In this way, ADMIRE divides the challenge of designing and implementing any large-scale data analysis process into three - nearly independent - parts:

  1. the design and specification of data-intensive processes in high-level graphical and DISPEL notations;
  2. the specification and description of processing elements as user-defined code; and
  3. the specification of patterns that compose processing elements and deliver fast ways of generating powerful and frequently used data-intensive processes.

An Example: Paul's Challenge

Paul has been recently promoted to a customer manager position in a mobile telecommunications company, and has to take care of understanding why the company customers stay or quit the company.

How to do it?

Data access, data integration

Paul decides that he will base his decisions almost exclusively on the data that the company has about its customers. Consequently, he will have to understand the available data, filter it and process it for the purpose of understanding his customers' behaviours and preventing them from moving to another mobile phone operator.

Fortunately, the data he needs is available in the company's databases, including information about users, types of tariffs, call records, contracted services, etc. Some of these databases are quite large and in some of them the information is messy. There's also a large amount of information that isn't relevant to Paul's immediate concerns, so he will need to filter them, selecting the most appropriate attributes, generating appropriate summaries, and applying adequate data mining algorithms for this purpose. This has to be done in an iterative way, where the filters and the algorithms applied will be changed and adapted according to Paul's changing needs.

Adaptation to multiple sources

Several months later, Paul's company merges with another one, with similar types of information about their users, some of them probably overlapping. The two companies' sets of databases are, of coure, different - in organisation, detail, quality, size - in all possible ways. The complexity of running Paul's data analysis algorithms suddenly increases and, given the larger number of records that these algorithms have to deal with now, their performance slows.
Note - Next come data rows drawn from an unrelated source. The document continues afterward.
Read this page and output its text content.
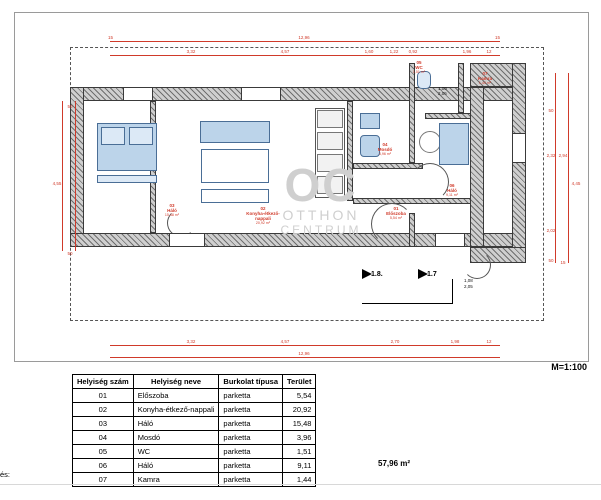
01
Előszoba
5,54 m²
02
Konyha-étkező-nappali
20,92 m²
03
Háló
15,48 m²
04
Mosdó
3,96 m²
05
WC
1,51 m²
06
Háló
9,11 m²
07
Kamra
1,44 m²
12,96
3,32	4,57	1,60	1,22	0,92	1,96	12
3,32	4,57	2,70	1,98	12
12,96
4,55
50
50
2,94
4,45
2,32
2,02
50
50	15
1,08
2,05
1,00
2,05
15	15
1.8.	1.7
OC
OTTHON
CENTRUM
M=1:100
Helyiség szám	Helyiség neve	Burkolat típusa	Terület
01	Előszoba	parketta	5,54
02	Konyha-étkező-nappali	parketta	20,92
03	Háló	parketta	15,48
04	Mosdó	parketta	3,96
05	WC	parketta	1,51
06	Háló	parketta	9,11
07	Kamra	parketta	1,44
57,96 m²
és:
Integrating public data sources for business advantage

On top of this, Paul wants to go beyond the current state of the art in many mobile phone companies, and is considering the possibility of trying to connect mobile phone customer records available in the company databases with information from the social networks of each customer and the relationships between the calls that they make to each other. This would allow the company to offer special deals for groups of people (e.g., very cheap calls among all the members of a group).

Paul needs ADMIRE.

A Structured Approach to Data Analytics

By taking a structured and methodical approach, Paul can solve his business problems in a way that can grow and change easily as his requirements and environment change.

By thinking in terms of data processing elements connected together into data workflows Paul can build a solution which is not only reusable but is easily adaptable to new data.

Beginning with the hypothesis that the business intelligence to identify customers likely to leave (to "churn") is contained somewhere within the Tariffs and Communication databases, Paul develops his first solution.

Now, to deal with the company merger, Paul must extend his solution. He must also manage the fact that the "new" company stored its call data in two sources, a "calls out" database and a "calls in" database.

However, his structured approach has payed off, and his new solution isn't so very far away from a simple splicing of two copies of his old one.

Through the application of structured design methods for data-intensive analytics, Paul has developed a powerful predictive engine that can be deployed in a live environment to predict patterns of churn for customers from both sides of the merged company.

The ADMIRE advantage

ADMIRE advocates just this approach to data analytics, and provides powerful language, description and enactment tools to implement the necessary framework to provide Paul and others like him with a means to manage the complexity of modern data analysis.